改正投資法では投資保障として、「外国投資家は、土地所有権を除き、内国投資家と同様の扱いとなる」「政府は民間投資家の資産に悪影響を及ぼす国有化政策を行なわない」「政府はQIPの製品価格やサービス料金に対し統制を行なわない」「政府は投資家が銀行を通じて外貨を購入しその外貨を海外へ送金することを許可する(一定条件あり)」を規定している。
また日系企業に関しては、日本とカンボジア間で「投資の自由化、促進及び保護に関する協定(2008年8月)」が発効されている。

 

外国人投資に関する制限

「向精神剤及び非合法薬の製造・加工」「国際規約または世界保健機関によって禁止され、公衆の健康や環境に影響を及ぼす、毒性を有する化学品、農業用除虫剤・殺虫剤、その他の化学品を使用する薬物の製造・加工」「外国から輸入する廃棄物を使った電力の加工及び生産」「森林法により禁止されている森林開拓事業」などは投資が禁止されている。

 

外国市民に関わる制限

土地保有は、カンボジア市民権を有する自然人かカンボジア企業に限って可能であるが、土地使用はコンセッション、無制限の長期賃借、更新可能な有期の短期賃借等が認められている。さらに土地上の不動産や個人資産を所有することや、債務保証として担保に差し入れることも認められている。
また資格や専門性がカンボジア国内で得られない場合は、管理者、技術者、熟練作業者として外国人を雇用するためのビザや労働許可を得ることが認められている。

 

特定分野に対する投資優遇措置

「種、繁殖種、残渣、トラクター等の農業用機器など、農業用原材料・機器を対象に輸入関税の減免やVAT政府負担制度がある」「農業/農産加工分野のQIPは、法人税免税制度により3年間の優先期間を認める」「縫製業における輸入生産資機材は、最終製品が輸出される場合はVAT免除」「縫製製品・繊維製品・履物を輸出支援する裾野産業における輸入生産資機材に対するVAT免除」「縫製製品の輸出で提供される裾野産業やコントラクターの製品やサービスに対するVAT免除」などが特定分野の投資優遇措置として認められている。

 

外国為替・貴金属の輸出入制限

1万US$以上を海外送金する場合は、その金額をカンボジア国立銀行へ届け出なければならない。

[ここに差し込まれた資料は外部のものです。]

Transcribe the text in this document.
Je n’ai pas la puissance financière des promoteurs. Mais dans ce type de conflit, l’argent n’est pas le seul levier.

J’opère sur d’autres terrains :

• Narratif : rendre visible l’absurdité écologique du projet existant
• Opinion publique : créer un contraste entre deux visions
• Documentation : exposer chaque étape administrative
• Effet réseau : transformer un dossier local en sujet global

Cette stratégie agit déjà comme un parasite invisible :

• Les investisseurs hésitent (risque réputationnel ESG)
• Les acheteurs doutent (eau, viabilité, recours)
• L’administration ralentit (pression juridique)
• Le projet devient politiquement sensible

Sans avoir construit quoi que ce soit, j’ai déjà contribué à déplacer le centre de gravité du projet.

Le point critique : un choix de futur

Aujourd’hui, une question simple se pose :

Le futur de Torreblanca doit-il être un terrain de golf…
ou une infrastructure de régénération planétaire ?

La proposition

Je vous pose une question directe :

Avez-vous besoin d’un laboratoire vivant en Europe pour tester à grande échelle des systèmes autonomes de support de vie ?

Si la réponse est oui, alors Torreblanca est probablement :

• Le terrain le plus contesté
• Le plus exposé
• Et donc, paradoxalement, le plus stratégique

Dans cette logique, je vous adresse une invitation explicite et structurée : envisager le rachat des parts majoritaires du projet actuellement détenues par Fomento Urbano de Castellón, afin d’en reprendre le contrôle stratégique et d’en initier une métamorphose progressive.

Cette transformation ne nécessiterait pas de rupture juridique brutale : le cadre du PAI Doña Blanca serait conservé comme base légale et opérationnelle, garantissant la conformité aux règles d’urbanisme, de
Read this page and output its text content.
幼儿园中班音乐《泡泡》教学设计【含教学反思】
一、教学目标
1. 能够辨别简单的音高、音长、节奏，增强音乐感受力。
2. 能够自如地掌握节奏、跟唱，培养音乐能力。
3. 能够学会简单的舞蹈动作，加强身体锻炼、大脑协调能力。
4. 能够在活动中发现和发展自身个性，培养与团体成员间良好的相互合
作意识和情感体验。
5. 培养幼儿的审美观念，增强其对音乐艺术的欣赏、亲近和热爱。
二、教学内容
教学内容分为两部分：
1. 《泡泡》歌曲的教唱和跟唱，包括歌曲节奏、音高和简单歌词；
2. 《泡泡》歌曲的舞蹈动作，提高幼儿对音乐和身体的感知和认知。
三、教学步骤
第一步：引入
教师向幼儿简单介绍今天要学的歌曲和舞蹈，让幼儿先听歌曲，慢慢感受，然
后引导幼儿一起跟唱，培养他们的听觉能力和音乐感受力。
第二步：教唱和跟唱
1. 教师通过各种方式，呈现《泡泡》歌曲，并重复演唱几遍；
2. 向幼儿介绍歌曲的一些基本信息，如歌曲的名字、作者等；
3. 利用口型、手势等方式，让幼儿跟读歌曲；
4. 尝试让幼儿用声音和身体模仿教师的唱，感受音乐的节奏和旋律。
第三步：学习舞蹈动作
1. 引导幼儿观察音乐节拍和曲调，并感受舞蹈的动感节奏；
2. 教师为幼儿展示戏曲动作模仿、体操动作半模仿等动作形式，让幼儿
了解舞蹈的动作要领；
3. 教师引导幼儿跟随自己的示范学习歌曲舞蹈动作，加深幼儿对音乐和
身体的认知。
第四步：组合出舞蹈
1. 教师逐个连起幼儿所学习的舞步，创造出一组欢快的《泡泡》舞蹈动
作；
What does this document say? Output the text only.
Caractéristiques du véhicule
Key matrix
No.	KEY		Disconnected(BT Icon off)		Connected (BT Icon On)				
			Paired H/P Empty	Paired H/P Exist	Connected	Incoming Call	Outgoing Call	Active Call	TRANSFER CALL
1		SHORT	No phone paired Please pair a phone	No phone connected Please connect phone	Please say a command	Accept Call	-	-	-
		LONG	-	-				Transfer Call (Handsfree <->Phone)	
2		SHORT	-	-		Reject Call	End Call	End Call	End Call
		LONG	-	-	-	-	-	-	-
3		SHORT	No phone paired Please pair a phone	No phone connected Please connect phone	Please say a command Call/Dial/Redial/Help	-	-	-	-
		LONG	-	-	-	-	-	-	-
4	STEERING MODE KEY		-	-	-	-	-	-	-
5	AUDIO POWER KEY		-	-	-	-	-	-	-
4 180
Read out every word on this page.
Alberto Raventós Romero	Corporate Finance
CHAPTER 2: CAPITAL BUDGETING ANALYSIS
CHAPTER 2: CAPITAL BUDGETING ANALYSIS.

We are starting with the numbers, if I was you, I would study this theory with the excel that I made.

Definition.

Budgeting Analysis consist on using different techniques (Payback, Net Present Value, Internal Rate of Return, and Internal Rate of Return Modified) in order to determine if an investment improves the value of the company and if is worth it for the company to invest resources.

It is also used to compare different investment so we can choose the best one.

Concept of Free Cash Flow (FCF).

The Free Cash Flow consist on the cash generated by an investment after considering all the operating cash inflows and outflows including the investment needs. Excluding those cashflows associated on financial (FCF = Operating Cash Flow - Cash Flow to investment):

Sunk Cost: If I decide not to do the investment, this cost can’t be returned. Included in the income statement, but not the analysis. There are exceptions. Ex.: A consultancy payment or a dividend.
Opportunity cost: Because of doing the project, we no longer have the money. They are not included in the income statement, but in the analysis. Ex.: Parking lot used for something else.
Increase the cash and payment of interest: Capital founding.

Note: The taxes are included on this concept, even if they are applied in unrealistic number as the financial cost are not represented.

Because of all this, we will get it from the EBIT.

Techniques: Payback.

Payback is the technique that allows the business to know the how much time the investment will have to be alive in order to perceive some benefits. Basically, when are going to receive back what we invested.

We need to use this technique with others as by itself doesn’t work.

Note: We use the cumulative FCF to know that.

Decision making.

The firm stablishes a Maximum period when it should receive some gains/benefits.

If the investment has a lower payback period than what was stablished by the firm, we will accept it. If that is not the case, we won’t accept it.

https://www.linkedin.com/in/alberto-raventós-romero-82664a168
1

また、金や未研磨状態の宝石、その他の貴金属の輸出入を行う場合もカンボジア国立銀行への事前の届出が必要となる。
旅行者による1万US$以上に相当する各国通貨の輸出入については税関申告が義務付けられている。
居住者と非居住者間の金銭のやり取りは銀行を通じて行なわれる場合は自由となる。

 

適格投資プロジェクト時の送金

適格投資プロジェクト(QIP)に対し、投資時に生じる「輸入代金及び国際借入の元金・利子の返済」「ロイヤルテイー及び経営管理費の支払い」「利益送金」「会社解散の場合の投資資金の送還」など、債務返済のために、投資家が銀行を通じて外貨を購入し、自由に国外へ送金できることは保証されている。